Ixxy lifted her head to better Air-sense where they were. The texture of the roof was odd.

Skink screamed. A spray of warm fluid hit Ixxy, and she leapt towards the mast.

“Help!” shouted Hydn. Ixxy was already climbing. More fluid sprayed onto her, and above her, she could Air-sense something awful. The odd roof texture had resolved into a thrashing mass of edges: teeth? Claws? One sharp appendage had speared Skink and was pulling him into a hole that Ixxy realised in horror must be a mouth. Hydn still had hold of Skink’s legs and was trying to wrestle his friend back from the beast, but the creatureʼs claw was through Skinkʼs rib cage.
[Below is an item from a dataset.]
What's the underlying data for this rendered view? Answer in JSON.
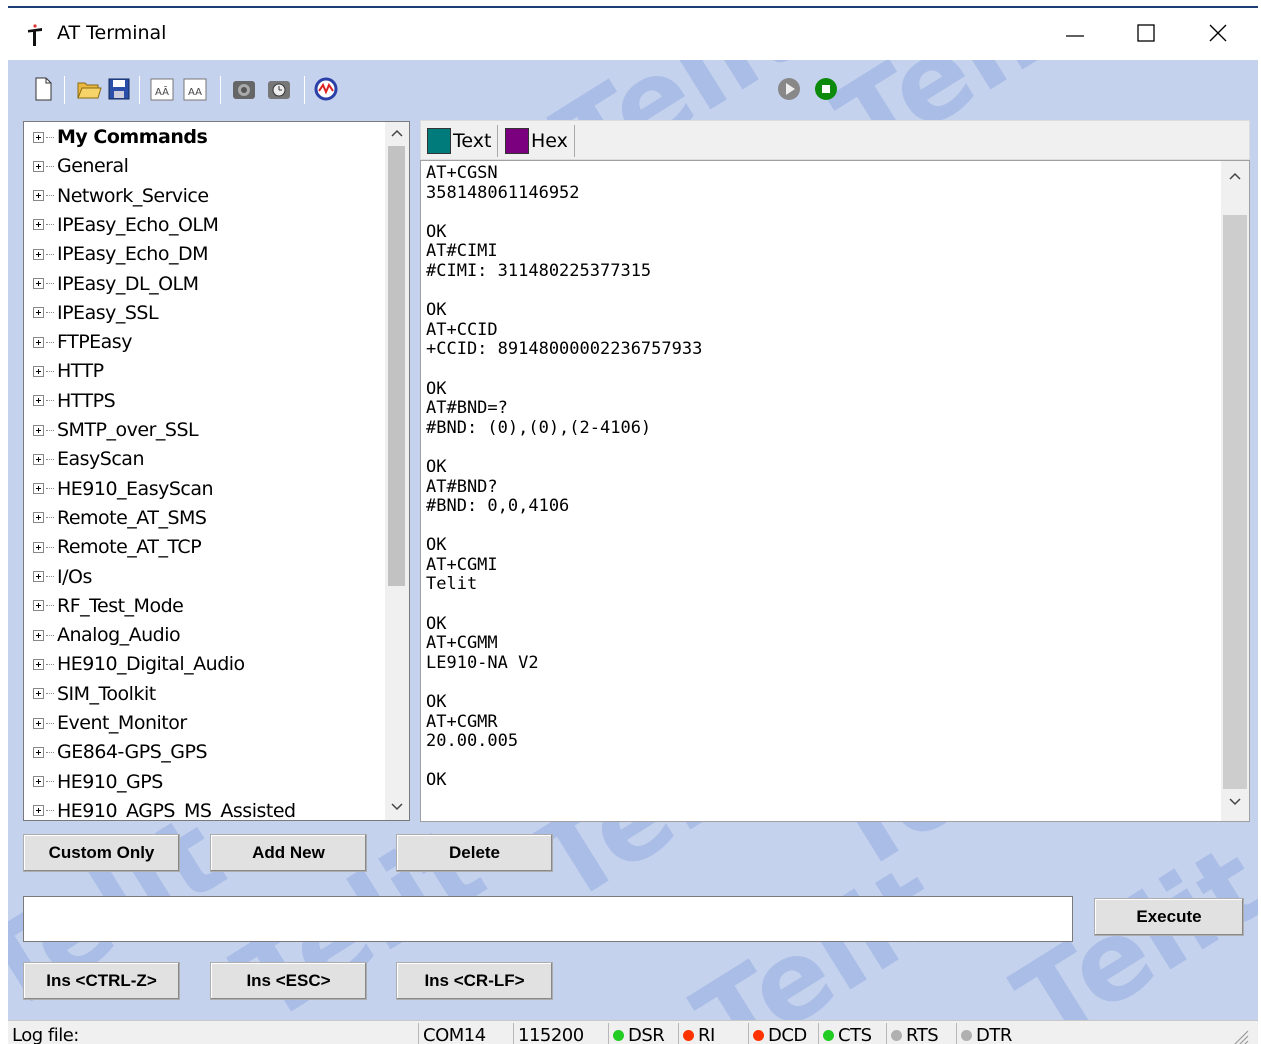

“Ixxy, help!” said Hydn. Ixxy went to help pull, steadying herself on the yardarm, but then realised that the creature had claws to spare and it was thrashing one at Hydn. Ixxy flicked her leg into a rope on the mast just in case. Hydn shrieked and the creature above them hissed and some kind of saliva rained down on them. The arm of the creature had speared Hydn in the leg with a razor sharp claw; he’d let go of Skink with the shock. The beast had lost no time in reeling Skink into its maw. Horrible crunching sounds came from above them. Ixxy reached down into her boot—good her knife was there. She pulled it out and stabbed down at the claw poking through Hydn. The knife snicked against the claw, but clearly it had no senses there. The rest of the arm was around the back of Hydn and she couldn’t reach it from where she was. In desperation she stabbed along the claw into Hydn’s wound, hoping the creature had some kind of cuticle to poke at. She hit flesh, she hoped it wasn’t more of Hydn’s. The creature let out a keening shriek and sprung its claw back up. Hydn fell, but Ixxy still had the knife jammed into his leg, so his weight took her over too. She reached to grab both his legs for a better grip and let gravity and the ropes take her. The twists she’d wound around her foot bit hard and she swung like a pendulum over the deck, Hydn below her. The momentum pulled Hydn’s legs out of her grasp and he fell. Below her the soundscape swung in crazy arcs. She could hear Wenna and Pops shouting and the Princess screaming before she passed out.